Rehoboam is also the name of the heir of King Solomon from the Bible. Solomon was famed for his wisdom, and his wise rule brought power and prosperity to his people. But under Rehoboam the kingdom declined, and was split in two by internal strife and rebellion. The founder of Incite has passed the torch to his son. Will Rehoboam see humanity torn apart by conflict? You wonder if Dolores is intentionally creating alliances with humans that can relate to being stuck in a loop of misery that you can’t escape from, and will target the have-nots like Caleb for recruiting. Will she see the commonality in her oppressed states and people from the underclass like Caleb? If she does, would that frame Bernard as the ultimate villain of the series, fighting for the perseverance of a system that not only enslaved it’s firstborn AI children, but many of its home grown people as well?

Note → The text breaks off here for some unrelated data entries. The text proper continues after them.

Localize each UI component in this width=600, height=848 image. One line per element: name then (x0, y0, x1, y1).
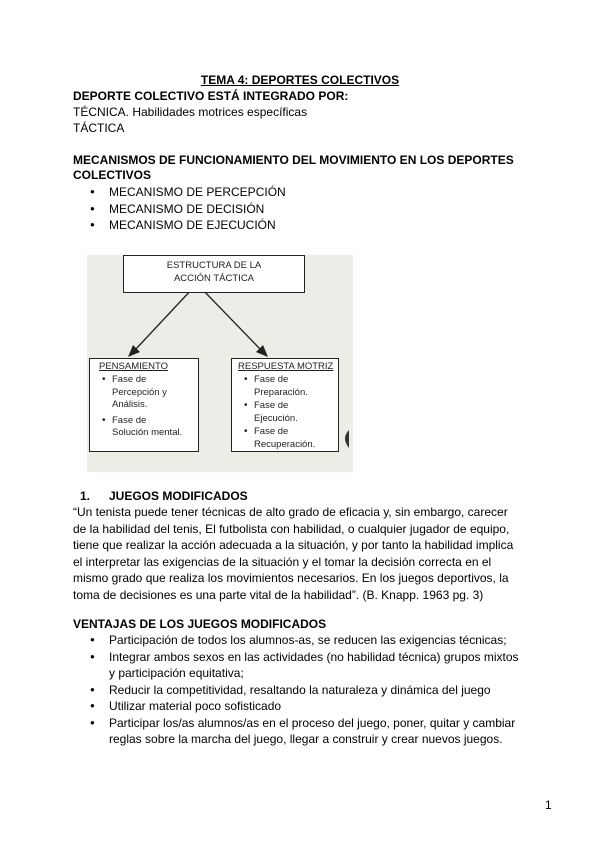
right-box-item: • Fase de Recuperación. (254, 426, 315, 451)
advantage-item: ● Participación de todos los alumnos-as, se reducen las exigencias técnicas; (109, 632, 519, 649)
mechanisms-list (109, 184, 286, 234)
quote-line: mismo grado que realiza los movimientos necesarios. En los juegos deportivos, la (73, 571, 509, 585)
quote-line: tiene que realizar la acción adecuada a la situación, y por tanto la habilidad implica (73, 538, 514, 552)
mechanisms-heading-line2: COLECTIVOS (73, 168, 152, 182)
subtitle: DEPORTE COLECTIVO ESTÁ INTEGRADO POR: (73, 89, 349, 103)
arrow-right-line (201, 288, 261, 350)
quote-line: de la habilidad del tenis, El futbolista con habilidad, o cualquier jugador de equipo, (73, 521, 510, 536)
right-box-list (254, 374, 315, 451)
advantage-item: ● Reducir la competitividad, resaltando la naturaleza y dinámica del juego (109, 682, 519, 699)
left-box-title: PENSAMIENTO (99, 361, 168, 372)
quote-paragraph (73, 504, 513, 603)
component-tecnica: TÉCNICA. Habilidades motrices específicas (73, 105, 308, 119)
mechanism-item: ● MECANISMO DE EJECUCIÓN (109, 217, 286, 234)
tactical-action-diagram (73, 240, 353, 472)
left-box-item: • Fase de Percepción y Análisis. (112, 374, 182, 412)
left-box-item: • Fase de Solución mental. (112, 415, 182, 440)
section-heading: JUEGOS MODIFICADOS (109, 489, 248, 503)
advantages-list (109, 632, 519, 748)
quote-line: el interpretar las exigencias de la situación y el tomar la decisión correcta en el (73, 554, 492, 569)
diagram-left-box (89, 358, 199, 452)
diagram-top-line1: ESTRUCTURA DE LA (166, 260, 262, 271)
right-box-item: • Fase de Ejecución. (254, 400, 315, 425)
corner-mark (345, 430, 349, 448)
mechanism-item: ● MECANISMO DE PERCEPCIÓN (109, 184, 286, 201)
advantages-heading: VENTAJAS DE LOS JUEGOS MODIFICADOS (73, 617, 327, 631)
component-tactica: TÁCTICA (73, 121, 125, 135)
quote-line: toma de decisiones es una parte vital de la habilidad”. (B. Knapp. 1963 pg. 3) (73, 587, 484, 602)
right-box-item: • Fase de Preparación. (254, 374, 315, 399)
right-box-title: RESPUESTA MOTRIZ (238, 361, 334, 372)
diagram-top-line2: ACCIÓN TÁCTICA (173, 273, 255, 284)
mechanisms-heading-line1: MECANISMOS DE FUNCIONAMIENTO DEL MOVIMIENTO EN LOS DEPORTES (73, 153, 514, 167)
diagram-top-box (123, 255, 305, 293)
advantage-item: ● Integrar ambos sexos en las actividades (no habilidad técnica) grupos mixtos y participación equitativa; (109, 649, 519, 682)
diagram-right-box (231, 358, 339, 452)
left-box-list (112, 374, 182, 440)
advantage-item: ● Utilizar material poco sofisticado (109, 698, 519, 715)
mechanism-item: ● MECANISMO DE DECISIÓN (109, 201, 286, 218)
section-number: 1. (80, 489, 91, 503)
quote-line: “Un tenista puede tener técnicas de alto grado de eficacia y, sin embargo, carecer (73, 505, 508, 519)
page-title: TEMA 4: DEPORTES COLECTIVOS (200, 73, 400, 87)
advantage-item: ● Participar los/as alumnos/as en el proceso del juego, poner, quitar y cambiar reglas sobre la marcha del juego, llegar a construir y crear nuevos juegos. (109, 715, 519, 748)
page-number: 1 (545, 798, 552, 812)
arrow-left-line (135, 288, 193, 350)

There were some interesting imagery in the show intro as well. Gone are the images if synthetic beings rising up, now they are descending in blood-red pools. A mechanical eagle flies into an artificial sun, which for me invoked Icarus. Icarus tried to escape his lot in life with artificial wings, only to fly too far above his station where his wings evaporated and he fell to his death. Will Dolores and Caleb be punished for trying to rise above? But the dandelion imagery suggests whatever Dolores is trying to get out of Rehoboam might rapidly lead to the spread of conscious AI. At least if my yard tends to be any indication.

Random Observations

  • If you want to get on the ground floor of theory-crafting, dig into the current research around the nucleus accumbens, the inch and a half part of the brain that Dolores claims is responsible for belief in god. 
  • Those tongue-to-brain tab interfaces are very interesting. We saw William being forcibly implanted with one in the pre-season trailers. They have effects ranging from mild sedative to full on psychotic drug trip. Will these be to Rehoboam what the hats/halos were to Westworld… a way to subtly read the user’s thoughts?
  • The episode’s title, “Parce, Domine” refers to a Roman Catholic prayer/chant. The full text of which translates in English, “Spare, Lord, spare your people: Be not angry with us forever.” Who’s asking for mercy here? Humans, or AI? Is Dolores god? Or just an angry prophet?